Anjara S G, Bonetto C, Van Bortel T, Brayne C
Cambridge Institute of Public Health, University of Cambridge, School of Clinical Medicine, Cambridge Biomedical Campus, Forvie Site, Robinson Way, Box 113, Cambridge, CB2 0SR UK.
Department of Neurosciences, Biomedicine and Movement Sciences, University of Verona, Piazzale L.A. Scuro 10, 37134 Verona, Italy.
Int J Ment Health Syst. 2020 Aug 10;14:62. doi: 10.1186/s13033-020-00397-0. eCollection 2020.
This study explores the factor structure of the Indonesian version of the GHQ-12 based on several theoretical perspectives and determines the threshold for optimum sensitivity and specificity. Through a focus group discussion, we evaluate the practicality of the GHQ-12 as a screening tool for mental health problems among adult primary care patients in Indonesia.
This is a prospective study exploring the construct validity, criterion validity and reliability of the GHQ-12, conducted with 676 primary care patients attending 28 primary care clinics randomised for participation in the study. Participants' GHQ-12 scores were compared with their psychiatric diagnosis based on face-to-face clinical interviews with GPs using the CIS-R. Exploratory and Confirmatory Factor Analyses determined the construct validity of the GHQ-12 in this population. The appropriate threshold score of the GHQ-12 as a screening tool in primary care was determined using the receiver operating curve. Prior to data collection, a focus group discussion was held with research assistants who piloted the screening procedure, GPs, and a psychiatrist, to evaluate the practicality of embedding screening within the routine clinic procedures.
Of all primary care patients attending the clinics during the recruitment period, 26.7% agreed to participate (676/2532 consecutive patients approached). Their median age was 46 (range 18-82 years); 67% were women. The median GHQ-12 score for our primary care sample was 2, with an interquartile range of 4. The internal consistency of the GHQ-12 was good (Cronbach's α = 0.76). Four factor structures were fitted on the data. The GHQ-12 was found to best fit a one-dimensional model, when response bias is taken into consideration. Results from the ROC curve indicated that the GHQ-12 is 'fairly accurate' when discriminating primary care patients with indication of mental disorders from those without, with average AUC of 0.78. The optimal threshold of the GHQ-12 was either 1/2 or 2/3 point depending on the intended utility, with a Positive Predictive Value of 0.68 to 0.73 respectively. The screening procedure was successfully embedded into routine patient flow in the 28 clinics.

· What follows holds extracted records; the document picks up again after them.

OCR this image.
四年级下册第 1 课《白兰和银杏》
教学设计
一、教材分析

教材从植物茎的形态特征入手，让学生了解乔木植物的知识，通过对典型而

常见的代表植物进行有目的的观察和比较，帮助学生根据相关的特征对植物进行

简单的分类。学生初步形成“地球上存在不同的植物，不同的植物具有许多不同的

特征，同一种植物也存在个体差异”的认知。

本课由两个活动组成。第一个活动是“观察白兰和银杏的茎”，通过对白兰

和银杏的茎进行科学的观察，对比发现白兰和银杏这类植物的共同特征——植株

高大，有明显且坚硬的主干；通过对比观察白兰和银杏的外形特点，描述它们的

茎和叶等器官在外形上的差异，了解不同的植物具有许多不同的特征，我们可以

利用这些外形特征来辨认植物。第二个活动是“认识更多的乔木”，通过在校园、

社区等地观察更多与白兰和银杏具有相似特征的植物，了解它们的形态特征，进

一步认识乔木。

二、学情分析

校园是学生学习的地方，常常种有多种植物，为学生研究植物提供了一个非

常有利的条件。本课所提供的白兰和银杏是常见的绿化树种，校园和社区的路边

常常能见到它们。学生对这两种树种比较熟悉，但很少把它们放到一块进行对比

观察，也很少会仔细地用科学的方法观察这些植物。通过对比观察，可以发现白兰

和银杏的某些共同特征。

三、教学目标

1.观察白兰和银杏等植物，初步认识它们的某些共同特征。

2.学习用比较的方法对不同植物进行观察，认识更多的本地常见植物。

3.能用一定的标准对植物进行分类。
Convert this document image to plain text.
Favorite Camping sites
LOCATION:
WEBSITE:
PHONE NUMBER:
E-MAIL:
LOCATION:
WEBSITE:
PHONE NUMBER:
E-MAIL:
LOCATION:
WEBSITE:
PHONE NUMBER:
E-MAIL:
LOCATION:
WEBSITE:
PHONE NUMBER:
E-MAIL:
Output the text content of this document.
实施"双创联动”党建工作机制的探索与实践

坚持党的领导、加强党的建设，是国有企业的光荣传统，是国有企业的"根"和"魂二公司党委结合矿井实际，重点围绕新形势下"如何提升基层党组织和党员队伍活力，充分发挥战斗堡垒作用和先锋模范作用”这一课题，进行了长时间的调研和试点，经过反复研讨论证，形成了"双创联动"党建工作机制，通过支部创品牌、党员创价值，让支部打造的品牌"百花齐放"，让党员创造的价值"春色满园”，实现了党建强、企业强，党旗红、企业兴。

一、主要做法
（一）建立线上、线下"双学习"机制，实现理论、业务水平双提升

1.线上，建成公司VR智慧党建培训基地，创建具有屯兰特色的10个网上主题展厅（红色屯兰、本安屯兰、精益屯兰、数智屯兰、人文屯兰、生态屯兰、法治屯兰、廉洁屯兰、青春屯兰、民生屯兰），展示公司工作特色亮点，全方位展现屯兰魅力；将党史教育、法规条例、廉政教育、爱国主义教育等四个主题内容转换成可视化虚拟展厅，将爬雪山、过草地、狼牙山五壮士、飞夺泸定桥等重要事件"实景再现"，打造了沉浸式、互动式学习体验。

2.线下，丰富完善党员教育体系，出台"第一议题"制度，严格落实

The Indonesian version of the GHQ-12 could be used to screen primary care patients at high risk of mental disorders although with significant false positives if reasonable sensitivity is to be achieved. While it involves additional administrative burden, screening may help identify future users of mental health services in primary care that the country is currently expanding.
本研究基于多种理论视角探讨了印度尼西亚版GHQ - 12的因子结构,并确定了最佳敏感性和特异性的阈值。通过焦点小组讨论,我们评估了GHQ - 12作为印度尼西亚成年初级保健患者心理健康问题筛查工具的实用性。
这是一项前瞻性研究,旨在探讨GHQ - 12的结构效度、效标效度和信度,研究对象为随机参与该研究的28家初级保健诊所的676名初级保健患者。根据使用CIS - R对全科医生进行的面对面临床访谈得出的精神病诊断结果,对参与者的GHQ - 12得分进行比较。探索性因子分析和验证性因子分析确定了GHQ - 12在该人群中的结构效度。使用受试者工作特征曲线确定了GHQ - 12作为初级保健筛查工具的合适阈值分数。在数据收集之前,与参与筛查程序试点的研究助理、全科医生和一名精神科医生进行了焦点小组讨论,以评估将筛查纳入常规门诊程序的实用性。
在招募期间到诊所就诊的所有初级保健患者中,26.7%同意参与(共接触2532名连续患者,其中676名同意)。他们的年龄中位数为46岁(范围18 - 82岁);67%为女性。我们初级保健样本的GHQ - 12得分中位数为2,四分位距为4。GHQ - 12的内部一致性良好(Cronbach's α = 0.76)。对数据拟合了四种因子结构。当考虑反应偏倚时,发现GHQ - 12最适合一维模型。ROC曲线结果表明,在区分有精神障碍迹象的初级保健患者和无精神障碍迹象的患者时,GHQ - 12“相当准确”,平均AUC为0.78。根据预期用途,GHQ - 12的最佳阈值为1/2或2/3分,阳性预测值分别为0.68至0.73。筛查程序成功纳入了28家诊所的常规患者流程。
印度尼西亚版的GHQ - 12可用于筛查有精神障碍高风险的初级保健患者,不过如果要实现合理的敏感性,则会有显著的假阳性。虽然筛查会带来额外的管理负担,但它可能有助于识别该国目前正在扩大的初级保健中未来的心理健康服务使用者。